Foto: reprodução/MPRN

O Ministério Público do Rio Grande do Norte (MPRN), o Tribunal de Contas do Estado, o Ministério Público de Contas e a Federação dos Municípios do Rio Grande do Norte assinaram na segunda-feira (13) uma nota técnica conjunta. O documento estabelece parâmetros orientadores para a realização de despesas públicas com apresentações artísticas nos festejos juninos.
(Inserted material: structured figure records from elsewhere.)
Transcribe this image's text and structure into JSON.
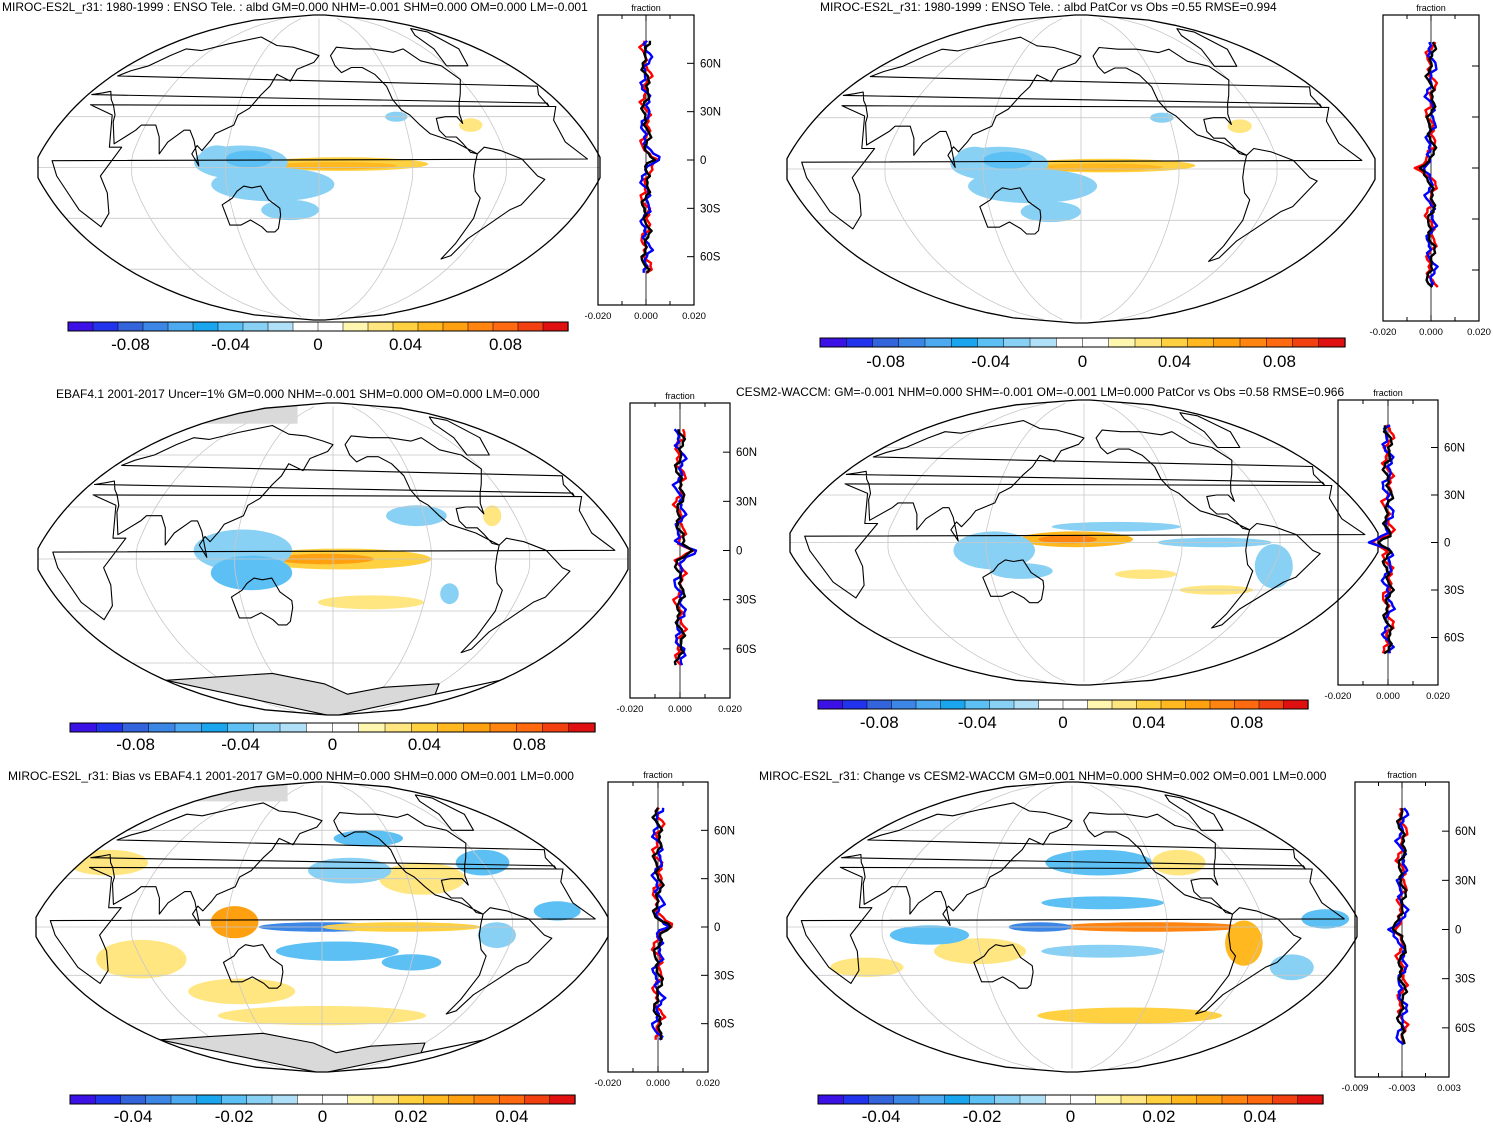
{
  "panels": [
    {
      "title": "MIROC-ES2L_r31: 1980-1999 : ENSO Tele. : albd GM=0.000 NHM=-0.001 SHM=0.000 OM=0.000 LM=-0.001",
      "profile_title": "fraction",
      "lat_labels": [
        "60N",
        "30N",
        "0",
        "30S",
        "60S"
      ],
      "profile_ticks": [
        "-0.020",
        "0.000",
        "0.020"
      ],
      "colorbar_ticks": [
        "-0.08",
        "-0.04",
        "0",
        "0.04",
        "0.08"
      ],
      "colorbar_palette": "blue-red-20",
      "pattern": "miroc_enso",
      "antarctica_gray": false
    },
    {
      "title": "MIROC-ES2L_r31: 1980-1999 : ENSO Tele. : albd PatCor vs Obs =0.55 RMSE=0.994",
      "profile_title": "fraction",
      "lat_labels": [
        "",
        "",
        "",
        "",
        ""
      ],
      "profile_ticks": [
        "-0.020",
        "0.000",
        "0.020"
      ],
      "colorbar_ticks": [
        "-0.08",
        "-0.04",
        "0",
        "0.04",
        "0.08"
      ],
      "colorbar_palette": "blue-red-20",
      "pattern": "miroc_enso",
      "antarctica_gray": false
    },
    {
      "title": "EBAF4.1 2001-2017 Uncer=1% GM=0.000 NHM=-0.001 SHM=0.000 OM=0.000 LM=0.000",
      "profile_title": "fraction",
      "lat_labels": [
        "60N",
        "30N",
        "0",
        "30S",
        "60S"
      ],
      "profile_ticks": [
        "-0.020",
        "0.000",
        "0.020"
      ],
      "colorbar_ticks": [
        "-0.08",
        "-0.04",
        "0",
        "0.04",
        "0.08"
      ],
      "colorbar_palette": "blue-red-20",
      "pattern": "ebaf",
      "antarctica_gray": true
    },
    {
      "title": "CESM2-WACCM: GM=-0.001 NHM=0.000 SHM=-0.001 OM=-0.001 LM=0.000 PatCor vs Obs =0.58 RMSE=0.966",
      "profile_title": "fraction",
      "lat_labels": [
        "60N",
        "30N",
        "0",
        "30S",
        "60S"
      ],
      "profile_ticks": [
        "-0.020",
        "0.000",
        "0.020"
      ],
      "colorbar_ticks": [
        "-0.08",
        "-0.04",
        "0",
        "0.04",
        "0.08"
      ],
      "colorbar_palette": "blue-red-20",
      "pattern": "cesm",
      "antarctica_gray": false
    },
    {
      "title": "MIROC-ES2L_r31: Bias vs EBAF4.1 2001-2017 GM=0.000 NHM=0.000 SHM=0.000 OM=0.001 LM=0.000",
      "profile_title": "fraction",
      "lat_labels": [
        "60N",
        "30N",
        "0",
        "30S",
        "60S"
      ],
      "profile_ticks": [
        "-0.020",
        "0.000",
        "0.020"
      ],
      "colorbar_ticks": [
        "-0.04",
        "-0.02",
        "0",
        "0.02",
        "0.04"
      ],
      "colorbar_palette": "blue-red-20",
      "pattern": "bias",
      "antarctica_gray": true
    },
    {
      "title": "MIROC-ES2L_r31: Change vs CESM2-WACCM GM=0.001 NHM=0.000 SHM=0.002 OM=0.001 LM=0.000",
      "profile_title": "fraction",
      "lat_labels": [
        "60N",
        "30N",
        "0",
        "30S",
        "60S"
      ],
      "profile_ticks": [
        "-0.009",
        "-0.003",
        "0.003"
      ],
      "colorbar_ticks": [
        "-0.04",
        "-0.02",
        "0",
        "0.02",
        "0.04"
      ],
      "colorbar_palette": "blue-red-20",
      "pattern": "change",
      "antarctica_gray": false
    }
  ],
  "chart_data": {
    "type": "heatmap",
    "projection": "robinson",
    "central_longitude": 180,
    "variable": "albd",
    "profile_series_colors": {
      "obs": "#ff0000",
      "model": "#0000ff",
      "reference": "#000000"
    },
    "colorbar_colors": [
      "#3c11e6",
      "#2233ee",
      "#3464dc",
      "#3c86e6",
      "#4eaaf0",
      "#1aa6ee",
      "#5cc0f4",
      "#88d0f4",
      "#b0e0f8",
      "#ffffff",
      "#ffffff",
      "#fff7b0",
      "#ffe680",
      "#ffd040",
      "#ffb820",
      "#ffa010",
      "#ff8410",
      "#ff6a10",
      "#f24010",
      "#e01010"
    ],
    "lat_ticks": [
      60,
      30,
      0,
      -30,
      -60
    ]
  }
}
A medida busca promover a economicidade e a responsabilidade fiscal no âmbito dos municípios potiguares.

As diretrizes utilizam o coeficiente do Fundo de Participação dos Municípios como referência para definir os valores máximos permitidos por contratação. Cidades com coeficiente entre 0,6 e 1,2 possuem teto de 300 mil reais, enquanto o limite sobe gradualmente até atingir R$ 700 mil para municípios com coeficiente entre 3,6 e 4,0. Esses indicadores visam garantir que os gastos sejam proporcionais à capacidade econômica e financeira de cada ente público municipal.

Teto

Os valores estabelecidos funcionam como tetos máximos e não representam uma autorização automática para a realização da despesa. O gestor municipal deve avaliar cada contratação individualmente e buscar a proposta mais vantajosa para o patrimônio público. Na hipótese de o valor atualizado de contratos anteriores superar os limites da nota técnica, deve prevalecer o teto fixado no novo documento orientador.

A nota técnica determina que os limites de preço devem ser respeitados independentemente da origem dos recursos financeiros. Isso inclui verbas provenientes da iniciativa privada ou de outras fontes de financiamento externas ao orçamento próprio. A orientação serve para evitar distorções no mercado artístico e assegurar a isonomia entre os municípios, preservando os princípios da moralidade e da gestão fiscal responsável.

Tramitação processual

Os gestores municipais devem instruir os processos de contratação com documentos que comprovem a disponibilidade de caixa e o cumprimento das metas fiscais. A orientação é que o pagamento de cachês não comprometa a continuidade de serviços públicos essenciais em áreas como saúde e educação. O documento recomenda ainda a consulta a bases de dados públicas para demonstrar que os preços estão compatíveis com os praticados no mercado nacional.

O documento possui caráter preventivo e auxilia na redução de riscos de irregularidades ou de futura responsabilização dos agentes públicos. Embora a autonomia administrativa dos prefeitos seja respeitada, qualquer desvio em relação aos parâmetros sugeridos precisará de justificativa técnica e financeira detalhada. A atuação articulada entre os órgãos de controle e a federação representativa busca fortalecer a governança pública no estado durante o período festivo.